Unfortunately, it seems as though some California voters thought Proposition 46 was all about increasing trial lawyers' fees in medical malpractice cases. Fb14352, a reader who commented on Kenny Goldberg's KPBS report, wrote, "Drug testing of Doctors was just a ruse. The real reason for the Prop 46 was to get more incentive for lawyers to sue and make more money. I am so happy that Californians could see through their lies."
It is true that a lawyer's fee would increase proportionately to an increase in the injured patient's compensation. A cap on damages for pain and suffering (currently set at $250,000) limits the patient's financial compensation and by extension the lawyer's fee. It is a business reality that medical malpractice cases, which lawyers generally take on a contingency fee basis (no recovery, no fee), are very expensive and can be risky to take on (another reason to doubt the so-called "frivolous lawsuit" epidemic).
Allowing for a higher fee helps lawyers accept that risk and allows greater access to justice for injured patients, who otherwise may not be able to find a lawyer with the resources and expertise necessary to help them.
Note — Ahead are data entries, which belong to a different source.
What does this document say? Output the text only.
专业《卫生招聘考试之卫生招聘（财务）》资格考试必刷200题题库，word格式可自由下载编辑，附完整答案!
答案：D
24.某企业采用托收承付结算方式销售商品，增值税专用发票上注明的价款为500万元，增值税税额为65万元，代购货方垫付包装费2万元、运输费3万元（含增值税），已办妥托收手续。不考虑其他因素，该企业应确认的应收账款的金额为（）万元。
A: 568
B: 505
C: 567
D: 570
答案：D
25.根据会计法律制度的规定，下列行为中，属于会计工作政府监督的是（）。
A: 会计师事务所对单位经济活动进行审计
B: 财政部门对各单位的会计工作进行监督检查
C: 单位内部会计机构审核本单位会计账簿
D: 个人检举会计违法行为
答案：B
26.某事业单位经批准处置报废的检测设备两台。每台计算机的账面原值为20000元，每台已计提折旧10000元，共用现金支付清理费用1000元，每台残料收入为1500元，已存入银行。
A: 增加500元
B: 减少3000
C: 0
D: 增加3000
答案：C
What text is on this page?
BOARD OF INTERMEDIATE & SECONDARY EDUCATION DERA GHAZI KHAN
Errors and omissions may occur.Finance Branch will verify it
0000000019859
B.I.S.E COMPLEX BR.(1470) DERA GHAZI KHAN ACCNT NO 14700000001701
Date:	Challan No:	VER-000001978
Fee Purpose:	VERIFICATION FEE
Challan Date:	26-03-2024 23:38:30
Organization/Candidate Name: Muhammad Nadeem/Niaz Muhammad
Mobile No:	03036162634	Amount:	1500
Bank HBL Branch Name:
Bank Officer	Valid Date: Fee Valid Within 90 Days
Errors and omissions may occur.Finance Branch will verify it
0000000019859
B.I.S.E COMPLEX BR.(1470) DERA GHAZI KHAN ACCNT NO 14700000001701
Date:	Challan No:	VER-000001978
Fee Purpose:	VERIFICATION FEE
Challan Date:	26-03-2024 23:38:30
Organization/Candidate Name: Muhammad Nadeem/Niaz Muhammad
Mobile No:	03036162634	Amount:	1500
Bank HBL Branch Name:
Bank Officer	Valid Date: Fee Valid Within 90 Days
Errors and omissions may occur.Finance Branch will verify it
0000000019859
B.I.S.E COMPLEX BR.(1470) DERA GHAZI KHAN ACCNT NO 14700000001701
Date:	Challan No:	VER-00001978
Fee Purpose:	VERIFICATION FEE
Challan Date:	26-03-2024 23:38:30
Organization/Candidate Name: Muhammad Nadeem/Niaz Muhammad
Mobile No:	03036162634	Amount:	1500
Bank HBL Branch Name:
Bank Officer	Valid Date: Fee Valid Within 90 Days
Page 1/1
Defeat of Prop 46 Only Hurts Injured People
Beyond the business reality, however, is the fact of the often-grievous impact on a patient from medical malpractice itself, a topic that seems to have been generally overlooked and largely ignored in most mainstream reporting on Prop 46.
Melanie Mason for the Los Angeles Times reports on the measure's three components (raising the cap; drug testing for impaired physicians; requiring prescribing physicians to check a state database to curb drug abuse), that will no longer come to fruition as a result of its defeat. And Alejandro Lazo for the Wall Street Journal writes that the $250,000 damages cap makes it "hard to bring cases to trial."
But then there is Annette Ramirez, and others like her, who were seriously injured from medical negligence, whose lives will never be the same. You can see Ramirez's story in the video below.
Lost to Prop 46's defeat is Ramirez's sense of justice.